Sorrow and Bliss(71)



Patrick is a man who puts oil in the car as his final act before leaving his wife. I put my hand on my chest but felt nothing.





34

I SPENT THE day and first night without him on the stripped bed; after he left there did not seem to be a reason to remake it. Life, a life involving sheets and dishes and letters from the bank did not exist any more.

Between sleeping and waking and sleeping again, I Googled Robert. Then I Googled Jonathan. His wife is a social media influencer. Her Instagram is a mixture of holiday photos, sponsored posts about a brand of collagen drink and photos of what she is wearing shot in the mirror of the lift that I used to take down to the street to breathe. She gets the most likes when she posts pictures of her little tribe, #thestronggirls, all of whom have blonde hair and names that are also common nouns. Objects and fruit. I scrolled all the way back to her wedding to Jonathan on a rooftop in Ibiza. I wondered how much he had told her about me, how much @mother_of_strong_girls knows about her husband’s forty-three-day starter marriage.

*

Ingrid texted me in the morning. She said she had spoken to Patrick. She said, ‘Are you okay?’

I sent her the bathtub emoji, the three-pin plug and the coffin. She asked me if I wanted her to come and get me. I said I didn’t know.

I was still in bed – on bed – half dressed, in the underwear and tights I had worn to London and surrounded by mugs that were empty or had become receptacles for tissues and dried-up curls of orange peel when I heard Ingrid let herself into the Executive Home. She went straight to the living room, trailed by smaller, quicker footsteps, and turned the television on to some sort of cartoon before coming upstairs.

I thought she would come and lie with me on the bed and stroke my hair or my arms as she usually did. I thought she would say, it’s going to be alright and can you try and stand up now, can you get all the way to the shower? Instead, she threw the door open, looked around and said, ‘This is quite the visual and olfactory cocktail. Wow Martha.’

*

At my party, I hadn’t noticed her stomach. Now I saw how already round it was. Ingrid crossed both sides of her cardigan over it as she entered and went to the window. Once she had wrenched it open, she turned back and pointed at the sheets. ‘How long have they been on the floor?’

I said I meant to deal with them but ending my marriage and trying to get a fitted sheet on by myself felt like too much at the same time. She stood at the end of the bed, stone-faced, and pushed the fingertips of one hand into the place where her ribs met the top of her stomach, as though she was in pain. ‘If you’re coming, come. The boys are downstairs and I’m not doing the A420 with them after four o’clock.’

I took too long to get up. I took too long finding something to wear, a bag to put things in.
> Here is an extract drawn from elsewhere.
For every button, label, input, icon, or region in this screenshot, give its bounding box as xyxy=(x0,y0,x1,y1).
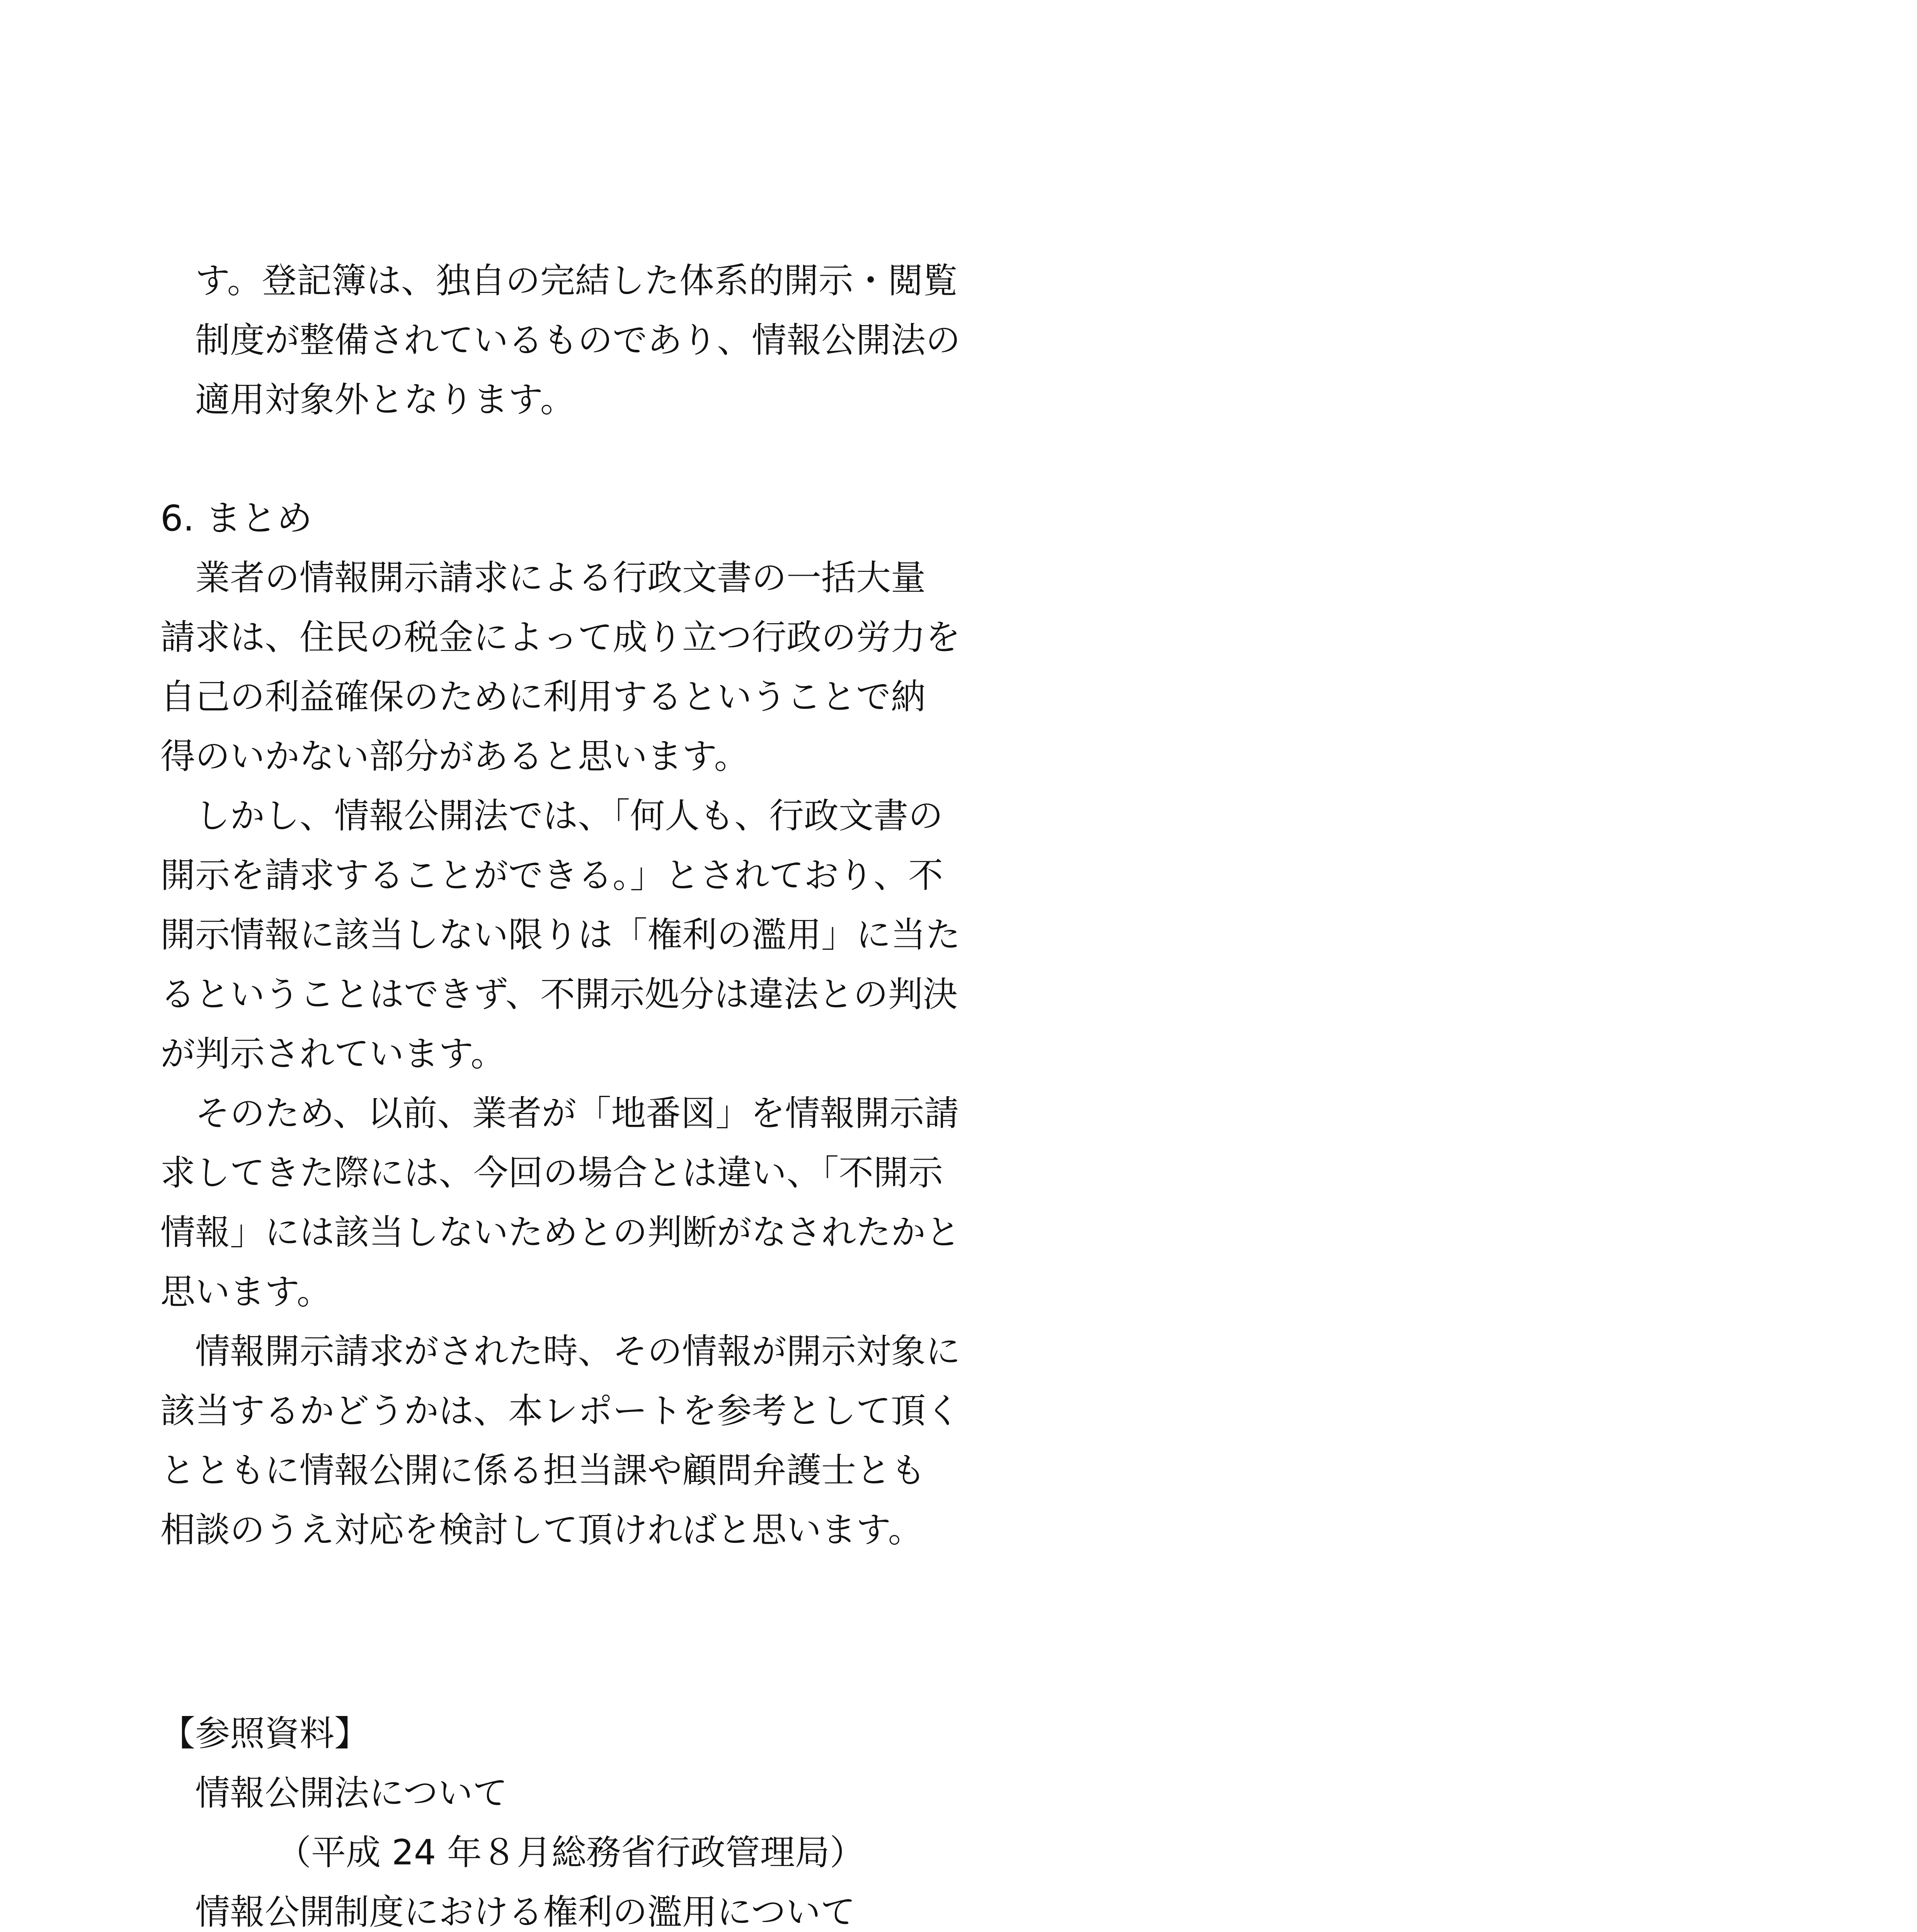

My sister’s rising impatience slowed me down even more. I gave up and lay back down on the bed, facing away from her.

Ingrid said, ‘Do you know what? Fine. I can’t do this any more either. It’s so boring Martha.’ She left the room and called out from the stairs. ‘Ring your husband.’

I heard her summon her children from the front door and a moment later, the door slamming shut. The television was left on.

It was the first time she had refused to do her job. I wanted her sympathy and she wouldn’t give it to me. I wanted her to make me feel like I was good, and right to make Patrick go. I was angry and then, at the sound of her car starting, lonelier than I was before she came.

I did not ring my husband. I could not call my father, who would be stricken and unable to hide it. I picked up my phone and dialled my mother.

I had not spoken to her since the day of my appointment and I did not want to speak to her then. I wanted her to answer and say, ‘Well isn’t this a turn-up for the books’ so that I could fight with her and she would hang up on me and then I could feel aggrieved and tell Ingrid and she would agree that it was classic her. Literally, so typical.

I had not forgiven my mother for what she had done. I hadn’t attempted to, or had to try and stay angry. Hating someone who was capable of seeing their daughter in pain and saying nothing, compounding it instead by drinking, was effortless.

It rang once. She picked up and said, ‘Martha, oh, I’ve been hoping and hoping you would ring.’

It was not her ordinary voice. It was from before, before I became the teenager who really brought out her bitchlike tendencies, her resident critic. The voice she used to call me Hum. She asked me how I was feeling and said, ‘Awful probably’ when I answered with a sound instead of words.

She continued on that way for ten minutes, asking questions and answering them herself – correctly. As I would have.

After we hung up, I went downstairs, found two open bottles of wine and took them back to my bedroom. I would not have called her again except her final question was, ‘Will you ring me back later? Any time. Even if it’s the middle of the night,’ and her answer to it was ‘Okay good. I will speak to you soon then.’

*

I was drunk when I called the second time, before dawn. I told her I didn’t know what to do, I begged her to tell me. She began to say something general. I said, ‘No, right now, what do I do? I don’t know what to do.’ She asked me where I was and then said, ‘You are going to stand up, and then you are going to go downstairs and put your shoes and coat on.’ She waited as I did each thing. ‘Now, you are going to go for a walk and I will stay on the phone.’